Another area is around insecurity of hours, including zero hours contracts. Cominetti said any solution granting workers the right to regular hours had to encompass everyone affected by irregular hours and not just zero hours workers. Regular hours had to be offered weekly, he added, so that workers did not get penalised for things like maternity pay which is calculated on the basis of a specific qualifying period. Moreover, any reform has to take account of seasonal work, he said.

On sick pay, the UK is an outlier when it comes to the low rate of pay and the fact that people have to wait three days to get it. In addition, the lowest paid don’t qualify for it. The Resolution Foundation backs plans to get rid of the delay in accessing pay and the easing of eligibility criteria. It said those reforms alone, however, would not be sufficient. It would like to see a higher rate of sick pay.

On the minimum wage, the Resolution Foundation doesn’t think Labour’s suggested reforms will make much difference, although changes to the youth minimum wage are welcome, said Cominetti.

He added that overall the risk was that raising terms and conditions of employment could affect hiring, for instance, employers could use more temporary workers to get around the unfair dismissal reforms. Others said increased use of agency workers or personal service companies were another possible way that employers could get around the reforms.

Enforcement

In the debate that ensued experts raised issues about the lack of details about what Labour intended to do, the lack of an overarching vision and the need to address systemic issues to avoid the reforms plugging a gap in one part only to open up another in a different area.
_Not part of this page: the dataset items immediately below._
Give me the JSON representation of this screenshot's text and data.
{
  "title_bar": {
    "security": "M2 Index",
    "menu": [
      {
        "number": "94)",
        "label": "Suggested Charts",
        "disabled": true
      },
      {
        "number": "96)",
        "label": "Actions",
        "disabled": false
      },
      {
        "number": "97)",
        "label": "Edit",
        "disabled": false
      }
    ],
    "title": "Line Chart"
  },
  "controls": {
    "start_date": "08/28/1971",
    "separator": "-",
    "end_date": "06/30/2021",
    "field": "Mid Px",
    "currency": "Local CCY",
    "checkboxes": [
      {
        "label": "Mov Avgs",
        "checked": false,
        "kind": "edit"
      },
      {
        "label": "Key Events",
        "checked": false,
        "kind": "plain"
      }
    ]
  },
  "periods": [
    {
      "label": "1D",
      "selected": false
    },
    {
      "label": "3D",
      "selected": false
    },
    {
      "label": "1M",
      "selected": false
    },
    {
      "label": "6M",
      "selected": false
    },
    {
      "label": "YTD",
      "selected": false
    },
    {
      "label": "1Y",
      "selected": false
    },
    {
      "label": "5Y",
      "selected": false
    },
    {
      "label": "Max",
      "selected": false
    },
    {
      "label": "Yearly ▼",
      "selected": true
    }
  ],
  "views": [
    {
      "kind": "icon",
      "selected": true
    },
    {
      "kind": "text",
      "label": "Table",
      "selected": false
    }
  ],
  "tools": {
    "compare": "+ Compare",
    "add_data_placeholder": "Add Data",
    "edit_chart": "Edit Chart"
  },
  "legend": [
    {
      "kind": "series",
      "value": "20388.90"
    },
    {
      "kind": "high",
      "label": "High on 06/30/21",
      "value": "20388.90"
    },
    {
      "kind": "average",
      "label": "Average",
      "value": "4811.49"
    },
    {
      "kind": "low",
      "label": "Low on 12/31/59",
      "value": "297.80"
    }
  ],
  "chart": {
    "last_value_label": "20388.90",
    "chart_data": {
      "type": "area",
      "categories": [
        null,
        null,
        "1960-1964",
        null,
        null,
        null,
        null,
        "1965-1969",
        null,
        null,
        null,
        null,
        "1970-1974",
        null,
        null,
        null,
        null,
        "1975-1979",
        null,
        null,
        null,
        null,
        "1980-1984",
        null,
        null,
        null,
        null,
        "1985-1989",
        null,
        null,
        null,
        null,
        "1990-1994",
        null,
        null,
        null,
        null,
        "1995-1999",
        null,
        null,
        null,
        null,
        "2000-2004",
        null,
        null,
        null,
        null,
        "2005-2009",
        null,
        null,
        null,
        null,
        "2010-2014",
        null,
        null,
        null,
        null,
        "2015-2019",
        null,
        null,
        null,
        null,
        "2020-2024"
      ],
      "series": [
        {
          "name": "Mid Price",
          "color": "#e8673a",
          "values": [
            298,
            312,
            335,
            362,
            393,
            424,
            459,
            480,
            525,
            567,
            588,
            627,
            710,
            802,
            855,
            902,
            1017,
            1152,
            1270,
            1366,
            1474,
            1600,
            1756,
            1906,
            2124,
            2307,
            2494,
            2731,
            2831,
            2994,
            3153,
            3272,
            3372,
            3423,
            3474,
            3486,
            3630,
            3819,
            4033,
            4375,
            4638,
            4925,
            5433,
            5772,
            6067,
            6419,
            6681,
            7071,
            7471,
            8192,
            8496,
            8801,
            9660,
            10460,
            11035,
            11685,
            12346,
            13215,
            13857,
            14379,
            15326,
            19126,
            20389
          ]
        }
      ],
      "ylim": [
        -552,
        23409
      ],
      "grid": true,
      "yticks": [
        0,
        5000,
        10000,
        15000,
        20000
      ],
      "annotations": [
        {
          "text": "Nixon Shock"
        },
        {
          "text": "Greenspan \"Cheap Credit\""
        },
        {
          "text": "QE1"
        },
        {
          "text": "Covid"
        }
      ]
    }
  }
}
They said Labour needs to address the issue of worker status which underlies the whole edifice of employment law as well as to ensure its plans on enforcement have the teeth they need. Moreover, they said the reforms need to address how the labour market is now, including the growth of the gig economy, and why it is this way – for instance, because people need greater flexibility, as well as to stimulate economic development generally.